How healthcare expenditure is required for increased GDP and the necessity of increasing healthcare spending in maintaining American sovereignty.
Calls to reduce medical expenditure must account for the fact that healthcare spending is greater than 17% of GDP and increases every year. Therefore, significant reductions in spending would adversely affect GDP and increase federal budget deficits. Every dollar of health care spending eventually goes to someone, in some form. Reduction in federal health expenditure thus reduces "federally subsidized" economic output. Increased budget deficits (already scheduled for $1.2 trillion in 2012) decrease US borrowing capacity, which undermines US economic stability and sovereignty. Thus, much talked about reductions in healthcare spending and subsequent GDP reductions must be accounted for either by increased economic activity or further reductions in non-GDP contributing government spending.
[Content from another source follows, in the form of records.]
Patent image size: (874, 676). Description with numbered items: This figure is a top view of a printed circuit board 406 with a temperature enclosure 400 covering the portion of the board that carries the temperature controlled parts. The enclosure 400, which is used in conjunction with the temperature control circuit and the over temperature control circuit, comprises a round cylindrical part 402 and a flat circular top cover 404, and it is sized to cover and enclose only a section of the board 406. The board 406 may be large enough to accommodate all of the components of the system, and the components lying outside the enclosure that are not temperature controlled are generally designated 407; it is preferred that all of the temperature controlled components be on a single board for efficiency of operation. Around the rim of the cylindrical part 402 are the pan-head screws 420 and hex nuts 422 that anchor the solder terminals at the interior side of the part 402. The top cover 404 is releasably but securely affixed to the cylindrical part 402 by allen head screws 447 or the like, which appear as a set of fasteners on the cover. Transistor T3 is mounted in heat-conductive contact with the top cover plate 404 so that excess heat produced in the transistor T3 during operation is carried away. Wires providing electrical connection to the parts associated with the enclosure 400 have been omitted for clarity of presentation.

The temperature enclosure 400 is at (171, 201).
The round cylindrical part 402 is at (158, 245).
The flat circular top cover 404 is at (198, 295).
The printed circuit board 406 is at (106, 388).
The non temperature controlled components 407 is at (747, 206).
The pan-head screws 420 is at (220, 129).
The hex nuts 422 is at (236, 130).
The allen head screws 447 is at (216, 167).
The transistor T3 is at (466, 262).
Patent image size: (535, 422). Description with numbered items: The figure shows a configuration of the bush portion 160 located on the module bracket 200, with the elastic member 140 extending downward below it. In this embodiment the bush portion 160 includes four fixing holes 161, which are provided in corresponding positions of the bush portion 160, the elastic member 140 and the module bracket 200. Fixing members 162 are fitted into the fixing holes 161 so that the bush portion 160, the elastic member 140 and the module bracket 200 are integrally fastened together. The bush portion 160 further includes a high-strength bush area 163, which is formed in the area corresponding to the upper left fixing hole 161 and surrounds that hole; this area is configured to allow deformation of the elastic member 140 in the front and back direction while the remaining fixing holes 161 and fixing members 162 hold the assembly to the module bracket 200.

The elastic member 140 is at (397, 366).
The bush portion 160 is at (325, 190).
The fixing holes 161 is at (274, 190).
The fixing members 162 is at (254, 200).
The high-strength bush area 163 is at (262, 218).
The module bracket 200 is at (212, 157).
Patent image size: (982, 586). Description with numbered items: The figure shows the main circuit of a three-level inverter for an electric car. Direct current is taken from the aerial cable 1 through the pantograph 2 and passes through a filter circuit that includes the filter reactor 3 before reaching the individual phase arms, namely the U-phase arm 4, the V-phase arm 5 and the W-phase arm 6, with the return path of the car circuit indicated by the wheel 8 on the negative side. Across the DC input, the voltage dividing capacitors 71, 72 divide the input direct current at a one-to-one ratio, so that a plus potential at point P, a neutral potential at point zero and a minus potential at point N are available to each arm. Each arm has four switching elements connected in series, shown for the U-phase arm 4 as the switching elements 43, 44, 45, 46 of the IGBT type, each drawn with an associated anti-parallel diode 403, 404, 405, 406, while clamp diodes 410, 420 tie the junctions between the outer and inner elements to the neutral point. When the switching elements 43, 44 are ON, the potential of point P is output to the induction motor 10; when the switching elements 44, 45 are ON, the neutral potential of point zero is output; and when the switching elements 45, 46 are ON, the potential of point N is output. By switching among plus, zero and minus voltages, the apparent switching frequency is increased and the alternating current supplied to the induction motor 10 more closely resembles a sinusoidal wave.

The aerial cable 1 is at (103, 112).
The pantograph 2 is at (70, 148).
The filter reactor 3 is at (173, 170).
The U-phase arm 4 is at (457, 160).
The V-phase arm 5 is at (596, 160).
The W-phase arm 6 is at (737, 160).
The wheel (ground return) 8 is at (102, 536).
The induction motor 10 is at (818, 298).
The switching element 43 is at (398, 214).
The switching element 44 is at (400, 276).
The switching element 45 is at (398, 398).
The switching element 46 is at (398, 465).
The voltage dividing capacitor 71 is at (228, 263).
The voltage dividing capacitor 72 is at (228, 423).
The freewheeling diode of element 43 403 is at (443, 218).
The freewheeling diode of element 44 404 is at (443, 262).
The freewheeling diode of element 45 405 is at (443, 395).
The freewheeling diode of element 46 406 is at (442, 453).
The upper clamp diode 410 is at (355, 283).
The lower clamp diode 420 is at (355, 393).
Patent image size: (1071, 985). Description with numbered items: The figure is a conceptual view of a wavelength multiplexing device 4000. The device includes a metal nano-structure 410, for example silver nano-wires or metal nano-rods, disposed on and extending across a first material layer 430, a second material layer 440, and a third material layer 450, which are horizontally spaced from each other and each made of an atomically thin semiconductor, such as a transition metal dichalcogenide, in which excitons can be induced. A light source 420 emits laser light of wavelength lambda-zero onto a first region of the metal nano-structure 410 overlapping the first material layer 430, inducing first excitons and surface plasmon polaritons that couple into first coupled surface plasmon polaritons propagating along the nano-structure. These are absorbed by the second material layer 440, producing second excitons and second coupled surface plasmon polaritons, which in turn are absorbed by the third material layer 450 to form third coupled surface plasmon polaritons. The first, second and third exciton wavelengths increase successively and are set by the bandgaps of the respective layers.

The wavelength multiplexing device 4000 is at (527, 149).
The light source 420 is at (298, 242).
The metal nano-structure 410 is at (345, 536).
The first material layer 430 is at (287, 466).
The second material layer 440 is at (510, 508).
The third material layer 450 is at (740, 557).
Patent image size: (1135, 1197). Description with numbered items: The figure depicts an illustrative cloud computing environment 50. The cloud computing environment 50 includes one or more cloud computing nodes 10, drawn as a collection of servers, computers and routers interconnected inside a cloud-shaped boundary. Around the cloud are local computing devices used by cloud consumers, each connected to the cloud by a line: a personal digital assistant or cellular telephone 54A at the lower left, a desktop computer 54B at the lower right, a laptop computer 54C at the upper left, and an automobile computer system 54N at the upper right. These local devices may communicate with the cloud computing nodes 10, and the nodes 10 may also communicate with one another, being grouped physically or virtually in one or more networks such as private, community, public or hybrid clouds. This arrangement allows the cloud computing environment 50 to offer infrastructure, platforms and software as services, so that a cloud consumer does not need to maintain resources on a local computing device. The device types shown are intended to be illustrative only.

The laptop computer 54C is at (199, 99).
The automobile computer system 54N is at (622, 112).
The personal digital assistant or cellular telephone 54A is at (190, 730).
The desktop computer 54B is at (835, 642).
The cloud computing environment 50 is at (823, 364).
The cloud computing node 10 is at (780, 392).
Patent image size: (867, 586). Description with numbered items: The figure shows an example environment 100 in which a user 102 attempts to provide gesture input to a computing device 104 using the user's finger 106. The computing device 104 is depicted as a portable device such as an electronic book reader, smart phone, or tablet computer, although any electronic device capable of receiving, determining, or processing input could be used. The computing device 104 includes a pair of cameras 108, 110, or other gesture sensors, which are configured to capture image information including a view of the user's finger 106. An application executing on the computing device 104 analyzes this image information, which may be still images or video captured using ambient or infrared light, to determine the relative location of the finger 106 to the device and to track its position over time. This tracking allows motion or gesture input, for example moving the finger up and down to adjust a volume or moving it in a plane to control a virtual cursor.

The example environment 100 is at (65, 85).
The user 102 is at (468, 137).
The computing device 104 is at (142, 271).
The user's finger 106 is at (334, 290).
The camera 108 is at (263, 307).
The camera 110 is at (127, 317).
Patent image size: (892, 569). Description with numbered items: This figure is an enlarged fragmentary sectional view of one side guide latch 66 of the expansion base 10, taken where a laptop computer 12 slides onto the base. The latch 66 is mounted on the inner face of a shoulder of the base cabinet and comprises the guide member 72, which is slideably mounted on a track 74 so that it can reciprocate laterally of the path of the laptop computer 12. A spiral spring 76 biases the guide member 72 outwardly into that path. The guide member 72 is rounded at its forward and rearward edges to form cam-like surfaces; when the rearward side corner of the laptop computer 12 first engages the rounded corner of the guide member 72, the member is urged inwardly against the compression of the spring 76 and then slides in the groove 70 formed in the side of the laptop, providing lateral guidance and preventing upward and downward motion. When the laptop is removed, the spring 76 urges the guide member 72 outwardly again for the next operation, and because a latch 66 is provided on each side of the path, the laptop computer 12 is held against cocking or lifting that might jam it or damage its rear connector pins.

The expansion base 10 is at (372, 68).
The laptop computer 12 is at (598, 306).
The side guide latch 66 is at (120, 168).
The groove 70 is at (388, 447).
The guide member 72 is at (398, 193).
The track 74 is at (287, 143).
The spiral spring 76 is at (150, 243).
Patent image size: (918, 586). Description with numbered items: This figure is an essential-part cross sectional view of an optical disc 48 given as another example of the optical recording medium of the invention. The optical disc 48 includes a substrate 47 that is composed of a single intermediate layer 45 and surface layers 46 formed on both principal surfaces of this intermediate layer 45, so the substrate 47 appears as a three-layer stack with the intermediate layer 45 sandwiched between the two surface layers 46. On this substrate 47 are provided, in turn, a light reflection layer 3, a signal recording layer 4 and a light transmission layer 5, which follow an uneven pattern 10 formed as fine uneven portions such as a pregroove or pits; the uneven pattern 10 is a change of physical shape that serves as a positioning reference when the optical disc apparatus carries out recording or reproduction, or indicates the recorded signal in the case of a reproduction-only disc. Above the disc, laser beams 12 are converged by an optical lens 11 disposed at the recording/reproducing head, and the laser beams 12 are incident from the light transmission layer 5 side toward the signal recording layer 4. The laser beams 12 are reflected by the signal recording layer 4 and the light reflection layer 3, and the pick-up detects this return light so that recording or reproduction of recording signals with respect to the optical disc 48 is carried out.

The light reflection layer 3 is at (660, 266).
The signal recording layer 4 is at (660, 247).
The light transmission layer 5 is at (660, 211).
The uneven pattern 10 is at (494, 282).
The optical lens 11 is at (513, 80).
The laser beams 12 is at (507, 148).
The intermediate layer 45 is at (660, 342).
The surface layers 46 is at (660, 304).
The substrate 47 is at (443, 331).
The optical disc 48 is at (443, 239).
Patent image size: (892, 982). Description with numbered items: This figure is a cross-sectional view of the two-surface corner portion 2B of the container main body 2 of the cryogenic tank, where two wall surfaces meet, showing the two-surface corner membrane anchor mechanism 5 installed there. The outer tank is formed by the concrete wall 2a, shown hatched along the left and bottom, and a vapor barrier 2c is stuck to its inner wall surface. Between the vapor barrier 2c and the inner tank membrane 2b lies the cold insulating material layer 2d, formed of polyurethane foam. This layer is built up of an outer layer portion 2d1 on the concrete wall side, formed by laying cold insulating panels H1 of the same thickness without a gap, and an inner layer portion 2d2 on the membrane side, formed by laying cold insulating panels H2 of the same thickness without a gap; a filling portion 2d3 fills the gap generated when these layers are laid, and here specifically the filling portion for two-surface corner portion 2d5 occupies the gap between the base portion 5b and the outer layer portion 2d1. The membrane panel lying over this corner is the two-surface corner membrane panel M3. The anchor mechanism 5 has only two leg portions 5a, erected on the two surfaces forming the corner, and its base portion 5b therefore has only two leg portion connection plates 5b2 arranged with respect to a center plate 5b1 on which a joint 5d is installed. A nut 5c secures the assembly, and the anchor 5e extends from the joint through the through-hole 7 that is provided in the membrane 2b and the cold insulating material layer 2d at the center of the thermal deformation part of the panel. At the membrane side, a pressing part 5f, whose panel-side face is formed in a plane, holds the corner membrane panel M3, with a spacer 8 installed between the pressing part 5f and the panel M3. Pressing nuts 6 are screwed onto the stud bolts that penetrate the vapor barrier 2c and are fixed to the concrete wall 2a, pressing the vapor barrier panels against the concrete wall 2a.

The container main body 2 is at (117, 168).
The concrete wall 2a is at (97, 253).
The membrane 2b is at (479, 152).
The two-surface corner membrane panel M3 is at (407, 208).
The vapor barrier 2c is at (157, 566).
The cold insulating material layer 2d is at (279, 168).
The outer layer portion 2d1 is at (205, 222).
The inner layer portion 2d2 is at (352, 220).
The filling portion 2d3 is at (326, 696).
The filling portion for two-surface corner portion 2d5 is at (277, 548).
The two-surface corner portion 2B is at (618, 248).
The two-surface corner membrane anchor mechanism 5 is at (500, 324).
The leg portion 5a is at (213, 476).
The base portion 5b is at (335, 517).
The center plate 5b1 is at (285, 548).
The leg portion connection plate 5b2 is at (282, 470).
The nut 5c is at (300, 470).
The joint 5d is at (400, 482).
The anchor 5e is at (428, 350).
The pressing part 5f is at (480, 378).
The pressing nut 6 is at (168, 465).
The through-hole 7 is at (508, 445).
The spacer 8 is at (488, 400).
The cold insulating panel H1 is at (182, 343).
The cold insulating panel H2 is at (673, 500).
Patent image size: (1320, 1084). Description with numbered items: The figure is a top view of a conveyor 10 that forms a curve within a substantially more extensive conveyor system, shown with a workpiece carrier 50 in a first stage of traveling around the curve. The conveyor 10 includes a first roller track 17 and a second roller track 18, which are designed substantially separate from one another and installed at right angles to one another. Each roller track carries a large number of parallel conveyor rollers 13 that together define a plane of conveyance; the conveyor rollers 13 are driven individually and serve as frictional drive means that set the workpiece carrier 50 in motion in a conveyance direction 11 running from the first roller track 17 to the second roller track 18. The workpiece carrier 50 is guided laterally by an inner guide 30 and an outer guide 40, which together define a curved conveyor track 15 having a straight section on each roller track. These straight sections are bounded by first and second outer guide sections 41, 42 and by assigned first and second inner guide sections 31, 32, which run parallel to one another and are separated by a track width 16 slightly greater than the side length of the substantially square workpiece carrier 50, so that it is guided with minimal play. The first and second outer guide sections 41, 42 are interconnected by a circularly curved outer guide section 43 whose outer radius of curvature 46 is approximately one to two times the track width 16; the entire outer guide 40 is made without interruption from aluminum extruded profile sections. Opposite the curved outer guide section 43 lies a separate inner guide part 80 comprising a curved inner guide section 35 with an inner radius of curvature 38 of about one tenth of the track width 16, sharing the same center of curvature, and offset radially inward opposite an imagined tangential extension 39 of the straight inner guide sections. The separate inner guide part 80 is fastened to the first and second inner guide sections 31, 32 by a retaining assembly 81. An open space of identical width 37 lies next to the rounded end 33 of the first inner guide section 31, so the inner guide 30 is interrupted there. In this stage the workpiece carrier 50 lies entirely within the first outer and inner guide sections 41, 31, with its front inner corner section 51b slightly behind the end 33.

The individual mandate is constitutional only in the setting of health insurance being purchased from a governmental body unconcerned with profit.
If healthcare is a public trust, then an individual mandate is a civil duty. However, the purchase of health insurance from private for profit corporations without allegiance to the citizenry violates the definition of a public trust. Thus, the only tenable means by which the individual mandate can be upheld is through compulsory purchase of government insurance or tax because it is the government who must by law serve its citizens and it will be the government who ultimately bears the cost burden of the uninsured.